O fato é que o legislador fez a opção política de permitir a exploração de amianto branco no Brasil e editou normas gerais de segurança para minimizar os riscos de seu manejo. Diante dessa decisão e considerando também a ausência de consenso quanto à exploração segura do produto, bem como as consequências incertas de sua substituição por matéria alternativa, resta saber se o Judiciário — que não tem expertise no assunto — detém competência para invalidar a escolha legislativa, com fundamento em suposta contrariedade à Constituição.

Esta coluna é produzida pelos membros do Conselho Editorial do Observatório da Jurisdição Constitucional (OJC), do Instituto Brasiliense de Direito Público (IDP).

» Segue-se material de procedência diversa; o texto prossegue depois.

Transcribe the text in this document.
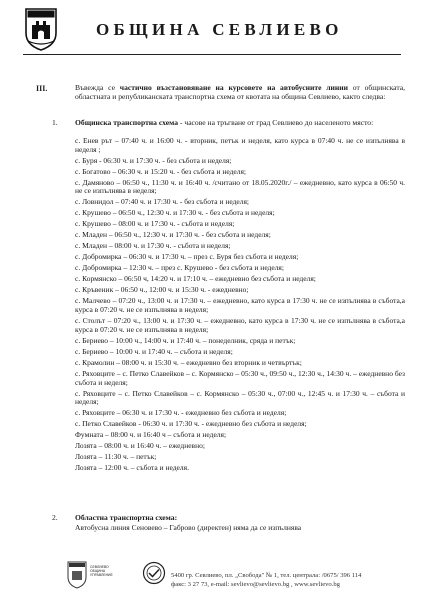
ОБЩИНА СЕВЛИЕВО
III.	Въвежда се частично възстановяване на курсовете на автобусните линии от общинската, областната и републиканската транспортна схема от квотата на община Севлиево, както следва:
1. Общинска транспортна схема - часове на тръгване от град Севлиево до населеното място:

с. Енев рът – 07:40 ч. и 16:00 ч. - вторник, петък и неделя, като курса в 07:40 ч. не се изпълнява в неделя ;

с. Буря - 06:30 ч. и 17:30 ч. - без събота и неделя;

с. Богатово – 06:30 ч. и 15:20 ч. - без събота и неделя;

с. Дамяново – 06:50 ч., 11:30 ч. и 16:40 ч. /считано от 18.05.2020г./ – ежедневно, като курса в 06:50 ч. не се изпълнява в неделя;

с. Ловнидол – 07:40 ч. и 17:30 ч. - без събота и неделя;

с. Крушево – 06:50 ч., 12:30 ч. и 17:30 ч. - без събота и неделя;

с. Крушево – 08:00 ч. и 17:30 ч. - събота и неделя;

с. Младен – 06:50 ч., 12:30 ч. и 17:30 ч. - без събота и неделя;

с. Младен – 08:00 ч. и 17:30 ч. - събота и неделя;

с. Добромирка – 06:30 ч. и 17:30 ч. – през с. Буря без събота и неделя;

с. Добромирка – 12:30 ч. – през с. Крушево - без събота и неделя;

с. Кормянско – 06:50 ч, 14:20 ч. и 17:10 ч. – ежедневно без събота и неделя;

с. Кръвеник – 06:50 ч., 12:00 ч. и 15:30 ч. - ежедневно;

с. Малчево – 07:20 ч., 13:00 ч. и 17:30 ч. – ежедневно, като курса в 17:30 ч. не се изпълнява в събота,а курса в 07:20 ч. не се изпълнява в неделя;

с. Столът – 07:20 ч., 13:00 ч. и 17:30 ч. – ежедневно, като курса в 17:30 ч. не се изпълнява в събота,а курса в 07:20 ч. не се изпълнява в неделя;

с. Бериево – 10:00 ч., 14:00 ч. и 17:40 ч. – понеделник, сряда и петък;

с. Бериево – 10:00 ч. и 17:40 ч. – събота и неделя;

с. Крамолин – 08:00 ч. и 15:30 ч. – ежедневно без вторник и четвъртък;

с. Ряховците – с. Петко Славейков – с. Кормянско – 05:30 ч., 09:50 ч., 12:30 ч., 14:30 ч. – ежедневно без събота и неделя;

с. Ряховците – с. Петко Славейков – с. Кормянско – 05:30 ч., 07:00 ч., 12:45 ч. и 17:30 ч. – събота и неделя;

с. Ряховците – 06:30 ч. и 17:30 ч. - ежедневно без събота и неделя;

с. Петко Славейков - 06:30 ч. и 17:30 ч. - ежедневно без събота и неделя;

Фумната – 08:00 ч. и 16:40 ч – събота и неделя;

Лозята – 08:00 ч. и 16:40 ч. – ежедневно;

Лозята – 11:30 ч. – петък;

Лозята – 12:00 ч. – събота и неделя.

2. Областна транспортна схема:
Автобусна линия Сеновево – Габрово (директен) няма да се изпълнява
СЕВЛИЕВО ОБЩИНА УПРАВЛЕНИЕ	5400 гр. Севлиево, пл. „Свобода" № 1, тел. централа: /0675/ 396 114
факс: 3 27 73, e-mail: sevlievo@sevlievo.bg , www.sevlievo.bg
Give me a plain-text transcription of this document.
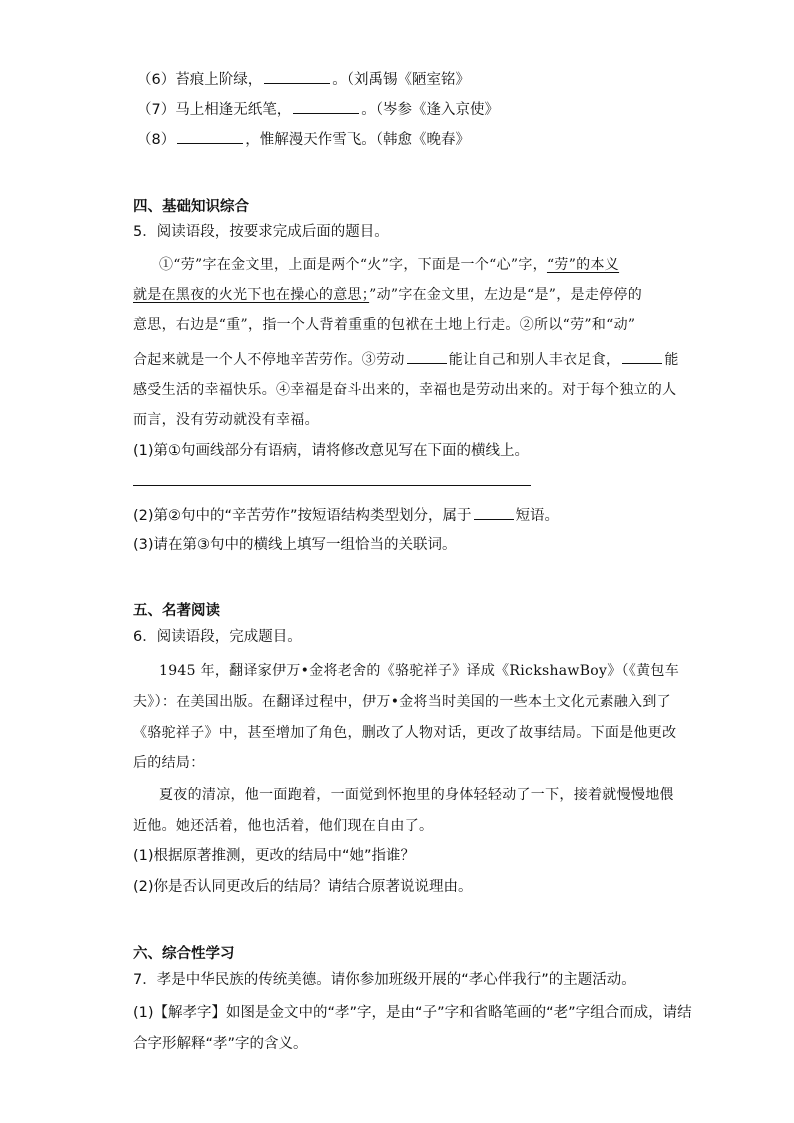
（6）苔痕上阶绿，	。（刘禹锡《陋室铭》
（7）马上相逢无纸笔，	。（岑参《逢入京使》
（8）	，惟解漫天作雪飞。（韩愈《晚春》
四、基础知识综合
5．阅读语段，按要求完成后面的题目。
①“劳”字在金文里，上面是两个“火”字，下面是一个“心”字，“劳”的本义
就是在黑夜的火光下也在操心的意思；”动”字在金文里，左边是“是”，是走停停的
意思，右边是“重”，指一个人背着重重的包袱在土地上行走。②所以“劳”和“动”
合起来就是一个人不停地辛苦劳作。③劳动	能让自己和别人丰衣足食，	能
感受生活的幸福快乐。④幸福是奋斗出来的，幸福也是劳动出来的。对于每个独立的人
而言，没有劳动就没有幸福。
(1)第①句画线部分有语病，请将修改意见写在下面的横线上。
(2)第②句中的“辛苦劳作”按短语结构类型划分，属于	短语。
(3)请在第③句中的横线上填写一组恰当的关联词。
五、名著阅读
6．阅读语段，完成题目。
1945 年，翻译家伊万•金将老舍的《骆驼祥子》译成《RickshawBoy》（《黄包车
夫》）：在美国出版。在翻译过程中，伊万•金将当时美国的一些本土文化元素融入到了
《骆驼祥子》中，甚至增加了角色，删改了人物对话，更改了故事结局。下面是他更改
后的结局：
夏夜的清凉，他一面跑着，一面觉到怀抱里的身体轻轻动了一下，接着就慢慢地偎
近他。她还活着，他也活着，他们现在自由了。
(1)根据原著推测，更改的结局中“她”指谁？
(2)你是否认同更改后的结局？请结合原著说说理由。
六、综合性学习
7．孝是中华民族的传统美德。请你参加班级开展的“孝心伴我行”的主题活动。
(1)【解孝字】如图是金文中的“孝”字，是由“子”字和省略笔画的“老”字组合而成，请结
合字形解释“孝”字的含义。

[1] ADPF 109, rel. min. Edson Fachin; ADI 3.356, rel. min. Eros Grau; ADI 3.357, rel. min. Ayres Britto; e ADI 3.937, rel. min. Marco Aurélio.
[2] HORTA, Raul Machado. Direito Constitucional. 5ª ed. atual. por Juliana Campos Horta. Belo Horizonte: Del Rey, 2010, p. 324.
[3] http://www2.camara.leg.br/legin/fed/lei/1995/lei-9055-1-junho-1995-374812-exposicaodemotivos-149742-pl.html
[4] Eis um trecho da exposição de motivos da referida lei: “O asbesto/amianto provoca uma fibrose pulmonar irreversível e progressiva conhecida como asbestose, além de ser responsável por provocar câncer de pulmão e do trato gastrointestinal, bem como um tumor específico chamado mesotelloma, que pode atacar tanto a pleura como o peritônio, membranas que recobrem o pulmão e intestino, respectivamente, tanto de trabalhadores expostos, como seus familiares e de moradores vizinhos às fábricas, que utilizam esta fibra. (…) Pelas razões expostas, apresentamos este projeto de lei como objetivo de proteger a saúde da população, em particular a dos trabalhadores e de suas famílias, uma vez que as fibras de asbesto/amianto que aderem às vestimentas dos trabalhadores aumentam os riscos para o seus familiares”.
[5] ADI 3.937, rel. min. Marco Aurélio, Tribunal Pleno, DJe 10/10/2008.
[6] Vídeos das intervenções disponíveis em: <https://www.youtube.com/playlist?list=PL8031EED7EAEAF459>. Acesso em 30/11/2016.
[7] HAIDAR, Rodrigo. Especialistas divergem sobre o uso de amianto no Brasil. Disponível em: <http://www.conjur.com.br/2012-ago-24/especialistas-divergem-uso-amianto-audiencia-publica-stf>. Acesso em 30/11/2016.
[8] Nesse caso, o ministro Eros Grau já havia votado, em 26/10/2005, pela procedência da ação, seguindo a orientação firmada pelo STF em 2003 acerca da inconstitucionalidade formal de legislações locais que contrariam normas gerais da Lei 9.055/1995. Após, o julgamento foi suspenso, em razão de pedido de vista do ministro Joaquim Barbosa, que foi posteriormente substituído pelo ministro Edson Fachin.
[9] Nas ações diretas de inconstitucionalidade 3.937 e 3.357, os ministros Ayres Britto e Edson Fachin votaram pela improcedência dos pedidos, enquanto apenas o ministro Marco Aurélio voltou pela inconstitucionalidade das leis locais questionadas.